Мне предложили нарезать хлеб. Вымыв руки, я принялась за дело – каравай хрустел и сыпал крошками под ножом. Нарушая неловкое молчание, я заговорила первой:
– Я у вас будто в детство вернулась, на каждом шагу бабушку вспоминаю. Вначале с бельём крахмальным встретилась, я на таком маленькой спала. Бабушка признавала только кипенно-белое постельное бельё, никакого цветного, и всегда его крахмалила. В современном мире такое бельё – роскошь! – Я взглянула на Анну, щёки её покрылись лёгким румянцем удовольствия. – Потом Игнат к обеду шаньги принёс, такие же вкусные, как шаньги из моего детства. Бабушка их тоже в русской печи пекла. – Я засмеялась и кивнула в сторону печки. – И печь у неё такая же была – большая и белёная известью. Я просила Игната мою благодарность пекарю передать, теперь вот могу лично спасибо сказать, – я посмотрела на Татьяну. – Спасибо, готовите вы замечательно вкусно!

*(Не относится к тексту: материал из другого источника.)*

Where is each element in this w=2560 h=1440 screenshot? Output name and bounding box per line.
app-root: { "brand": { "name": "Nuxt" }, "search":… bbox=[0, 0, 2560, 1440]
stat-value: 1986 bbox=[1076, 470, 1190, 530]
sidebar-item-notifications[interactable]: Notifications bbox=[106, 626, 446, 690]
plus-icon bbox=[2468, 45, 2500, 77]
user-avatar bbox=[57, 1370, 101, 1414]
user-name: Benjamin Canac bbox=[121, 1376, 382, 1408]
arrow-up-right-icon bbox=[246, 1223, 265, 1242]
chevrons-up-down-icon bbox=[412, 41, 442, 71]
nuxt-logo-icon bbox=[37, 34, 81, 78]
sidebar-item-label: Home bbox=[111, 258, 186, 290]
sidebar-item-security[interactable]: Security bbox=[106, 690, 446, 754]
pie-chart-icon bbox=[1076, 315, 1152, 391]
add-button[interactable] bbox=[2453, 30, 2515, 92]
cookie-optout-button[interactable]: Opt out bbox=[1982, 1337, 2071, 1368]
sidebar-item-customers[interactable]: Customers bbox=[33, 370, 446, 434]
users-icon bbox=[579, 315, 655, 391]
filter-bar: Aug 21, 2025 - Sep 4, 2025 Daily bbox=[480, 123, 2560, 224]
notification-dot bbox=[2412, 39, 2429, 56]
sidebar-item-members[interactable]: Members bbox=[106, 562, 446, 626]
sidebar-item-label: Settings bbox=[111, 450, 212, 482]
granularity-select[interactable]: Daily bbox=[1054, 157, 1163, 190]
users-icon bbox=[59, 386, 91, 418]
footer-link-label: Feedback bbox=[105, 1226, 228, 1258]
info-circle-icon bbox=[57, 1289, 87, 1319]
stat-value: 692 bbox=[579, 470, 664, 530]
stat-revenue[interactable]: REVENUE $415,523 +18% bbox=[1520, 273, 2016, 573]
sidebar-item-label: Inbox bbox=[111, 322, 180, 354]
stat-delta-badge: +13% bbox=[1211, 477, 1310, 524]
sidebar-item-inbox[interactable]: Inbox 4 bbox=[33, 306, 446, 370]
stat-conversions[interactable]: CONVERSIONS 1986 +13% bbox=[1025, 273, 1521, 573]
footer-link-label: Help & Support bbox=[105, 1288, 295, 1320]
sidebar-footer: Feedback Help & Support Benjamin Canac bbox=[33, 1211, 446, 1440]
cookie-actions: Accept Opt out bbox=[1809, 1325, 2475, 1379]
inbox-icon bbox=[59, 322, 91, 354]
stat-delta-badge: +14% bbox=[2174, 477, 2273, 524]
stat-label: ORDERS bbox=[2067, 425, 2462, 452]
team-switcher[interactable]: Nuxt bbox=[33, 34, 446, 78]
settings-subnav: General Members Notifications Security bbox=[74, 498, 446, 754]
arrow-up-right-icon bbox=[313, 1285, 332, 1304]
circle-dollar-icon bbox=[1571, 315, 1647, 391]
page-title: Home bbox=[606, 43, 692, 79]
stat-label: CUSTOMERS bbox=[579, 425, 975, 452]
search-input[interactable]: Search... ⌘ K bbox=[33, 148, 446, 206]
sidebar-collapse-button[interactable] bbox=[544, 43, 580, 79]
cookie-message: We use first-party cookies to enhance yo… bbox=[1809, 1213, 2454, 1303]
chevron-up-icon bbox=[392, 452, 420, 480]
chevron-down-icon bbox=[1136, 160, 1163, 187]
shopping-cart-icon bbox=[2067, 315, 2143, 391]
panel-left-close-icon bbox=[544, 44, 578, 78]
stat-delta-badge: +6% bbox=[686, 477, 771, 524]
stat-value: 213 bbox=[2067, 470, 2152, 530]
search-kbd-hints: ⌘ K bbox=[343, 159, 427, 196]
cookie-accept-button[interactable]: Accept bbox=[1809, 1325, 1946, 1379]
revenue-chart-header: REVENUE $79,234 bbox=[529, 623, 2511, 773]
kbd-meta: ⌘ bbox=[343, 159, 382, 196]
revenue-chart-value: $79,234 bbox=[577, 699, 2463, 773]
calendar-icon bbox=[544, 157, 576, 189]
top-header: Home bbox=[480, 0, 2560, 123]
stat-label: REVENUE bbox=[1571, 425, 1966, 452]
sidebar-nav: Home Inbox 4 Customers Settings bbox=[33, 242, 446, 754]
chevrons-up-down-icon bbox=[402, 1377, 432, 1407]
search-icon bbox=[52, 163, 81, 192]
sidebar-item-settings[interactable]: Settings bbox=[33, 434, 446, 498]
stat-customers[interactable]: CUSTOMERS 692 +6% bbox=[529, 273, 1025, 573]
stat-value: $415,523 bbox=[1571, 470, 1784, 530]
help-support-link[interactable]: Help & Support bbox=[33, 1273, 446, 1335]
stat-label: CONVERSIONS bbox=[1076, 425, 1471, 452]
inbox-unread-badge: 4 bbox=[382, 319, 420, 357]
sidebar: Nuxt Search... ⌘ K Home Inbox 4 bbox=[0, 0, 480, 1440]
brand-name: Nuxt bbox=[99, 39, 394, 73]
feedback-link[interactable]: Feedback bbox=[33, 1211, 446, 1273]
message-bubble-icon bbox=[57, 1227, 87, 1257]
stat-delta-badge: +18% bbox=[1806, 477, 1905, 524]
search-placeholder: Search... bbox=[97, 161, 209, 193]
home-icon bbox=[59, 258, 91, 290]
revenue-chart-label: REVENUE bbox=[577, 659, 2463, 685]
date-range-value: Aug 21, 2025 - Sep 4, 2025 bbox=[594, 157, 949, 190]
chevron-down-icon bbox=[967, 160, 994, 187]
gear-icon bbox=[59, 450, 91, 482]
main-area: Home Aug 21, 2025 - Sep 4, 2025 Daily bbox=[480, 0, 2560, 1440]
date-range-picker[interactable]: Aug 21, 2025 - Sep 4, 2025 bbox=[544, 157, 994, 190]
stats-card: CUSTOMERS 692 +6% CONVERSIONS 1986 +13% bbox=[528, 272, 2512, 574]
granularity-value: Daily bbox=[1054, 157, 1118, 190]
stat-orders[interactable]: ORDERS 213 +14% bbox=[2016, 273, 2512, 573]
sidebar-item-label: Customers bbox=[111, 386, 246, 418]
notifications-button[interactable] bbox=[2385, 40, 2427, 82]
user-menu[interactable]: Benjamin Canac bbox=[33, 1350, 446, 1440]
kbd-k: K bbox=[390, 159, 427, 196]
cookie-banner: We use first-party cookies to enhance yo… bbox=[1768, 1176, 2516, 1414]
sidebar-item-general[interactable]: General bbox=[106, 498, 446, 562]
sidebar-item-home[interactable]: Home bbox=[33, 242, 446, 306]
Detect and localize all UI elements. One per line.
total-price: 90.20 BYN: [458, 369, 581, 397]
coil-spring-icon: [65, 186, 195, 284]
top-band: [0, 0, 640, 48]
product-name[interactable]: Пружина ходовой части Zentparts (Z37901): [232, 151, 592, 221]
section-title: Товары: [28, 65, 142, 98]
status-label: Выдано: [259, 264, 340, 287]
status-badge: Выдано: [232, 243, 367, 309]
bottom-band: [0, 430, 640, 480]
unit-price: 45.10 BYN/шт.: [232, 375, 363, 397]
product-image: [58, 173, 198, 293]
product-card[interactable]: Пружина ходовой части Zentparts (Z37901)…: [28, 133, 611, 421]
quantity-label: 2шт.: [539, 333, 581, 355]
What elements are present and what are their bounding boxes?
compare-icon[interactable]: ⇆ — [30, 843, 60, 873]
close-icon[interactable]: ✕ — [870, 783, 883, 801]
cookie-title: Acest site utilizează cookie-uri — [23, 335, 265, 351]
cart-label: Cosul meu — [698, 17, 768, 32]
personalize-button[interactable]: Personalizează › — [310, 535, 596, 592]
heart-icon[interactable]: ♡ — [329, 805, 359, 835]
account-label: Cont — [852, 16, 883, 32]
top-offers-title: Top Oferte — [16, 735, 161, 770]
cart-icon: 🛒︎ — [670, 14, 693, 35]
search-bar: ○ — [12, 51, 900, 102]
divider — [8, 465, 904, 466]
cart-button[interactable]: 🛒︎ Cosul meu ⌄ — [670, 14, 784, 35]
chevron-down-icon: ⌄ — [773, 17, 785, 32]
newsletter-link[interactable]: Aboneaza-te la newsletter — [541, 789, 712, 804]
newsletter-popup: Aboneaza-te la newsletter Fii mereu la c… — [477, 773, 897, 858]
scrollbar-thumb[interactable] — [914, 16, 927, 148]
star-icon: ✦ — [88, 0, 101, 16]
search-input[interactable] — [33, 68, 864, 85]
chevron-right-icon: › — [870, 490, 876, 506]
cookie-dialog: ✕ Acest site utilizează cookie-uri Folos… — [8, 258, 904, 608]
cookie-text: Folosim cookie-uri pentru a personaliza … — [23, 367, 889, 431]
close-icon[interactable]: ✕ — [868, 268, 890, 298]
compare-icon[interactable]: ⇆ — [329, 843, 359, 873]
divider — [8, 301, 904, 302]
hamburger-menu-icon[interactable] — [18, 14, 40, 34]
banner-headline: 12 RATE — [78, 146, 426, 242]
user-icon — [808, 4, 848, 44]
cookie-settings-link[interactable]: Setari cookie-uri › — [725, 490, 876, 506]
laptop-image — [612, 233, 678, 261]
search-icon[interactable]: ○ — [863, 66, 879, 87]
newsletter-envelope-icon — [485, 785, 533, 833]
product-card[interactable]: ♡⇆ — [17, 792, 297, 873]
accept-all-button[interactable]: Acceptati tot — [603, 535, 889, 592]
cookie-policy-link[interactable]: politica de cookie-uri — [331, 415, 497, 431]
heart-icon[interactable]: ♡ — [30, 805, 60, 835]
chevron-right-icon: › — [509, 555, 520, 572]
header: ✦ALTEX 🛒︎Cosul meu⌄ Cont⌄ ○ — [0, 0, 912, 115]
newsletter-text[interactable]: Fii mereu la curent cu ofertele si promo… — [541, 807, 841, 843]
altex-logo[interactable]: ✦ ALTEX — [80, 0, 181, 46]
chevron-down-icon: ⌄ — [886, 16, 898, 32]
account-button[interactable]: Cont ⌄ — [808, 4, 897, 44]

Татьяна вновь сверкнула глазами, но, как и Анна, отмолчалась. На кухне вновь повисла тишина.
«Им что, запрещено говорить с чужими?» – задалась я вопросом, перекладывая куски хлеба в поданную бабой Тоней корзинку.
– Детка, а бабушка твоя жива? – спросила она.
– Нет. Она умерла. Она мне всё время повторяла: «Учись, доча, пока я жива». Теперь я и рада бы поучиться, да нет её уже. Я первую свою вязаную вещь связала из точно такого пуха, из какого связан ваш подарок. Бабушка напряла пряжу, она же научила вязать, я и связала. – Я поочерёдно посмотрела на каждую из трёх женщин. – Я не знаю, кого благодарить за подарок.
Молодые обратились взорами к Антонине Дмитриевне.
– Я вязала, детка, я и шерсть пряду. Как твою бабушку звали?
– Баба Люба. Любовь Никаноровна.
– Скучаешь по ней?
– Помню. Просто помню. Благодарю, баба Тоня. За подарок, за добро ваше, за руки умелые.
– Носи на здоровье, детка, хорошая ты, благодарная. Повезло Сергей Михалычу с тобой!
Засмеявшись, я покачала головой.
– Это мне повезло с ним!
Дверь рывком распахнулась, и на пороге возник Игнат с пустыми лукошками в руке.
– Тёть Тань… – воскликнул он и запнулся, увидев меня. Потом разулыбался и наклонил голову. – Здрасьте.
– Добрый вечер, Игнат.
– Тёть Тань, положи мочёной капустки и огурцов малосольных по две порции. – Мальчик подошёл к столу, зачерпнул ложкой салат из миски и торопливо отправил себе в рот.
– Ты что делаешь? – вскричала Татьяна, подлетая к племяннику и замахиваясь кулаком. – Из общей-то!
Игнат засмеялся, прикрываясь локтем от нападения.
– Оголтелый! Положи себе на тарелку и ешь!
– Игнат, ты с нами за стол-то сядешь? – спросила баба Тоня.
– Не, баб, кто гостей обслуживать будет? Юсуф один не справится. Я так, иногда забегать к вам буду.
– Тогда сядь и поешь.
– Ага. Я вон тот салат буду.
Я взяла тарелку из стопочки, стоявшей тут же на столе, положила в неё салат и подала мальчику. Прислонясь спиной к холодильнику, он начал торопливо есть, поглядывая, как Татьяна наполняет керамические чаши капустой и огурцами и составляет их в лукошко. Взглянув на него, Татьяна с нарочитой строгостью указала:
– Хлеба возьми! Оголтелый.
– Не, тёть Тань, так вкуснее.
Поставив два, наполненных разносолами, разноса друг на друга, Анна унесла угощение в дом, я встала к раковине вымыть посуду.
– Оставь, детка, найдётся, кому помыть, – остановила меня Антонина Дмитриевна и подала полотенце. – Пойдём за стол, муж тебя заждался.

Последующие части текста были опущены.